US Commodity derivatives exchange, Chicago Mercantile Exchange (CME) just uncovered some interesting information about the relation between digital asset transaction fees, and their Price movements. The traditional assets exchange – which trades offers Bitcoin based financial instruments – has observed that a sharp rise in Bitcoin, and $ETH transaction usually precedes a steep price reversal.
In a short video, by Erik Norland and Blu Putnam – for the trading platform’s Open Markets blog – the pair offer insight into how cryptocurrency markets tick. Observing that the progenitor of the crypto market, Bitcoin has offloaded about 50% of its market since the open of 2021, and that runner-up (in terms of market capitalization,) Ethereum has gained 15% within a similar time frame, Norland and The Putnam chop it up about how supply and transaction costs factor into cryptocurrency price movements.

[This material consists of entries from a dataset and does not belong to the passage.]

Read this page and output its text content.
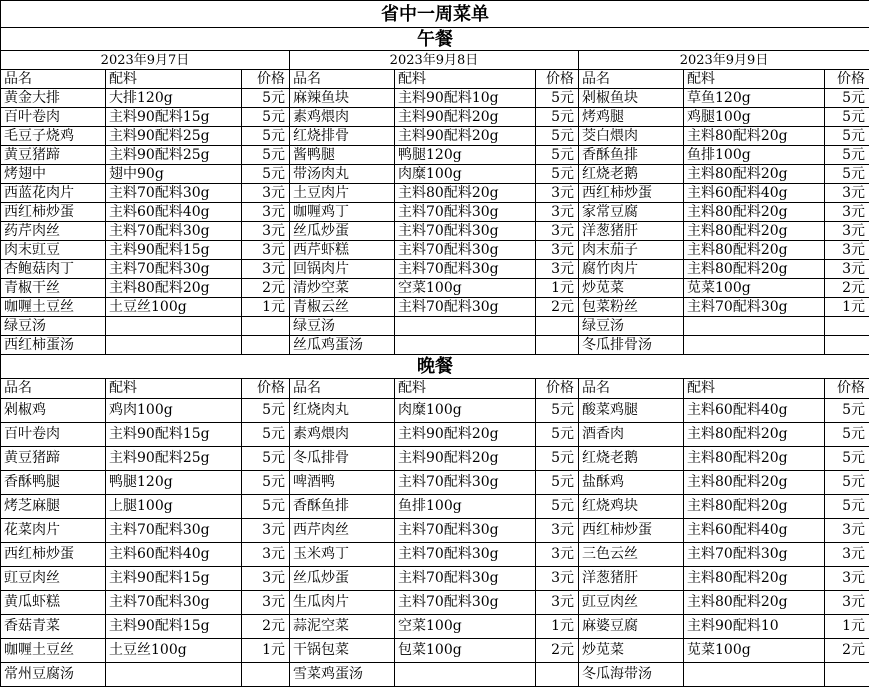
省中一周菜单								
午餐								
2023年9月7日			2023年9月8日			2023年9月9日		
品名	配料	价格	品名	配料	价格	品名	配料	价格
黄金大排	大排120g	5元	麻辣鱼块	主料90配料10g	5元	剁椒鱼块	草鱼120g	5元
百叶卷肉	主料90配料15g	5元	素鸡煨肉	主料90配料20g	5元	烤鸡腿	鸡腿100g	5元
毛豆子烧鸡	主料90配料25g	5元	红烧排骨	主料90配料20g	5元	茭白煨肉	主料80配料20g	5元
黄豆猪蹄	主料90配料25g	5元	酱鸭腿	鸭腿120g	5元	香酥鱼排	鱼排100g	5元
烤翅中	翅中90g	5元	带汤肉丸	肉糜100g	5元	红烧老鹅	主料80配料20g	5元
西蓝花肉片	主料70配料30g	3元	土豆肉片	主料80配料20g	3元	西红柿炒蛋	主料60配料40g	3元
西红柿炒蛋	主料60配料40g	3元	咖喱鸡丁	主料70配料30g	3元	家常豆腐	主料80配料20g	3元
药芹肉丝	主料70配料30g	3元	丝瓜炒蛋	主料70配料30g	3元	洋葱猪肝	主料80配料20g	3元
肉末豇豆	主料90配料15g	3元	西芹虾糕	主料70配料30g	3元	肉末茄子	主料80配料20g	3元
杏鲍菇肉丁	主料70配料30g	3元	回锅肉片	主料70配料30g	3元	腐竹肉片	主料80配料20g	3元
青椒干丝	主料80配料20g	2元	清炒空菜	空菜100g	1元	炒苋菜	苋菜100g	2元
咖喱土豆丝	土豆丝100g	1元	青椒云丝	主料70配料30g	2元	包菜粉丝	主料70配料30g	1元
绿豆汤			绿豆汤			绿豆汤		
西红柿蛋汤			丝瓜鸡蛋汤			冬瓜排骨汤		
晚餐								
品名	配料	价格	品名	配料	价格	品名	配料	价格
剁椒鸡	鸡肉100g	5元	红烧肉丸	肉糜100g	5元	酸菜鸡腿	主料60配料40g	5元
百叶卷肉	主料90配料15g	5元	素鸡煨肉	主料90配料20g	5元	酒香肉	主料80配料20g	5元
黄豆猪蹄	主料90配料25g	5元	冬瓜排骨	主料90配料20g	5元	红烧老鹅	主料80配料20g	5元
香酥鸭腿	鸭腿120g	5元	啤酒鸭	主料70配料30g	5元	盐酥鸡	主料80配料20g	5元
烤芝麻腿	上腿100g	5元	香酥鱼排	鱼排100g	5元	红烧鸡块	主料80配料20g	5元
花菜肉片	主料70配料30g	3元	西芹肉丝	主料70配料30g	3元	西红柿炒蛋	主料60配料40g	3元
西红柿炒蛋	主料60配料40g	3元	玉米鸡丁	主料70配料30g	3元	三色云丝	主料70配料30g	3元
豇豆肉丝	主料90配料15g	3元	丝瓜炒蛋	主料70配料30g	3元	洋葱猪肝	主料80配料20g	3元
黄瓜虾糕	主料70配料30g	3元	生瓜肉片	主料70配料30g	3元	豇豆肉丝	主料80配料20g	3元
香菇青菜	主料90配料15g	2元	蒜泥空菜	空菜100g	1元	麻婆豆腐	主料90配料10	1元
咖喱土豆丝	土豆丝100g	1元	干锅包菜	包菜100g	2元	炒苋菜	苋菜100g	2元
常州豆腐汤			雪菜鸡蛋汤			冬瓜海带汤		
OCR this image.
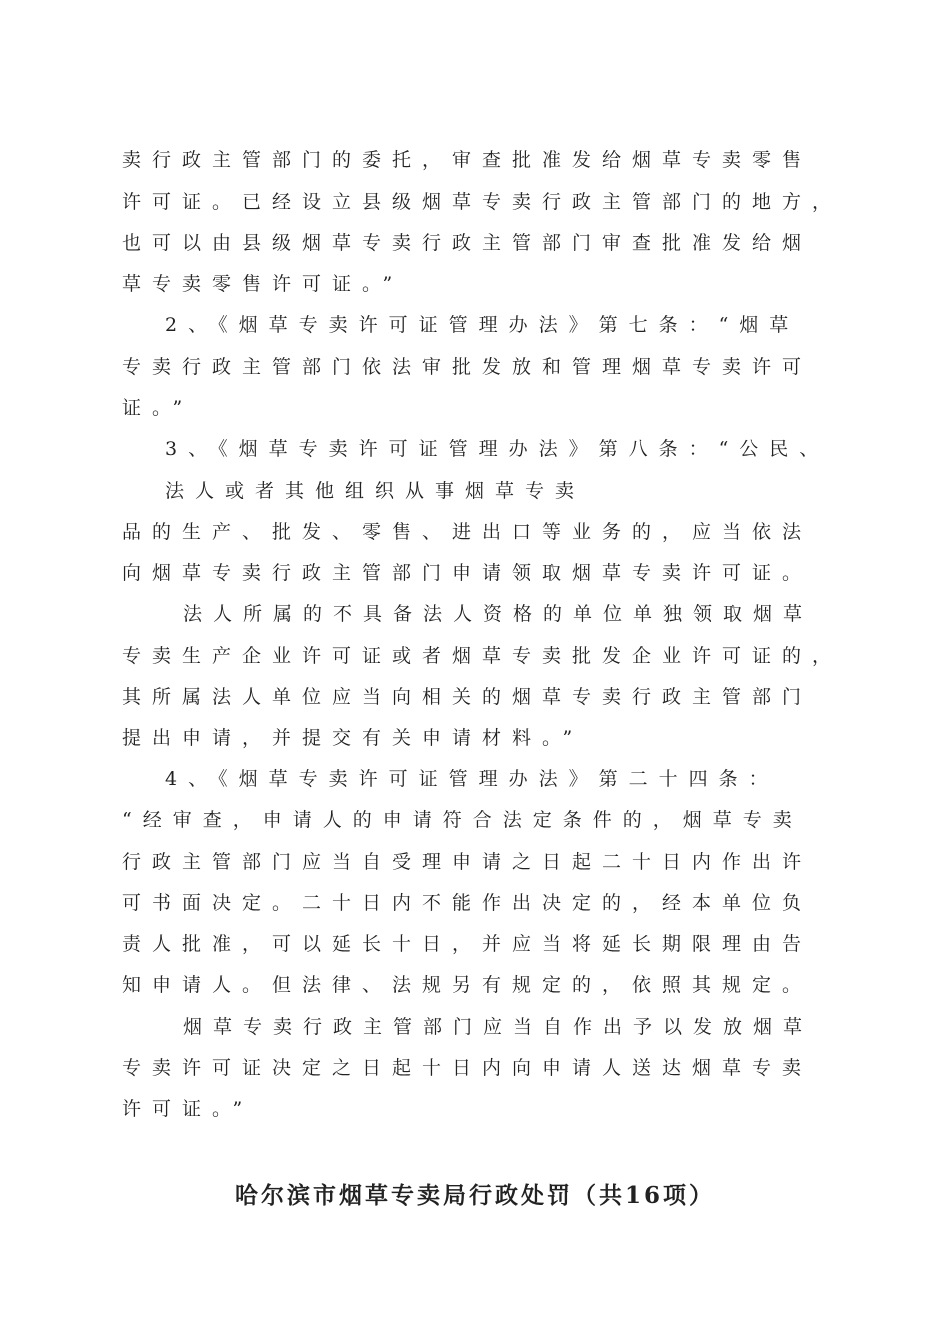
卖行政主管部门的委托，审查批准发给烟草专卖零售

许可证。已经设立县级烟草专卖行政主管部门的地方，

也可以由县级烟草专卖行政主管部门审查批准发给烟

草专卖零售许可证。”

2、《烟草专卖许可证管理办法》第七条：“烟草

专卖行政主管部门依法审批发放和管理烟草专卖许可

证。”

3、《烟草专卖许可证管理办法》第八条：“公民、

法人或者其他组织从事烟草专卖

品的生产、批发、零售、进出口等业务的，应当依法

向烟草专卖行政主管部门申请领取烟草专卖许可证。

法人所属的不具备法人资格的单位单独领取烟草

专卖生产企业许可证或者烟草专卖批发企业许可证的，

其所属法人单位应当向相关的烟草专卖行政主管部门

提出申请，并提交有关申请材料。”

4、《烟草专卖许可证管理办法》第二十四条：

“经审查，申请人的申请符合法定条件的，烟草专卖

行政主管部门应当自受理申请之日起二十日内作出许

可书面决定。二十日内不能作出决定的，经本单位负

责人批准，可以延长十日，并应当将延长期限理由告

知申请人。但法律、法规另有规定的，依照其规定。

烟草专卖行政主管部门应当自作出予以发放烟草

专卖许可证决定之日起十日内向申请人送达烟草专卖

许可证。”

哈尔滨市烟草专卖局行政处罚（共16项）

As a direct result of Bitcoin and Ethereum being the most mentioned assets in any conversation regarding cryptocurrencies, they are the cryptocurrency market’s leaders – market share-wise.That is a shifting narrative however, as the pair notes, as Bitcoin’s dominance over the digital assets market has waned from 70%, at the crack of the year, to the sub-50% range in a matter of a few months. Ethereum’s hold on the game however, has been trending upwards all year, and now sits at 60%.
Functional differences between the two assets are key to this change in trend. “Bitcoin is the original cryptocurrency, and investors seem to treat it as a sort of digital gold due to its extremely limited supply,” said Erik Norland, while Ether is comparable to an industrial metal, owing to its potential for wide industrial application. Ether also enjoys a limitless supply, as opposed to $BTC’s 21 million coin hard cap.
The supply differences between the two assets may in future, play a role in their volatility. BTC’s hard cap, apparently may keep it volatile, while Ether’s supply may always keep demand satiated, leading to price stability.
“When you have tight control of supply, that often leads to more price volatility. When demand shifts, and supply cannot respond, then the demand shift may be reflected in larger price swings compared to commodities.”Bluford Putnam, Chief Economist, CME Group.
It was also noted that a sharp increase in Bitcoin, and Ether, transaction prices usually preceded an 80% price drop. Both asset’s transaction costs ballooned in May, just before Bitcoin experienced another “death“.
The digital asset’s landscape only stands to get more complex, theorizes Putnam, “given all the choices of venues, from a variety of crypto exchanges, exchange traded funds (or ETFs), and futures on cryptocurrencies in both large institutional and small bite sizes.”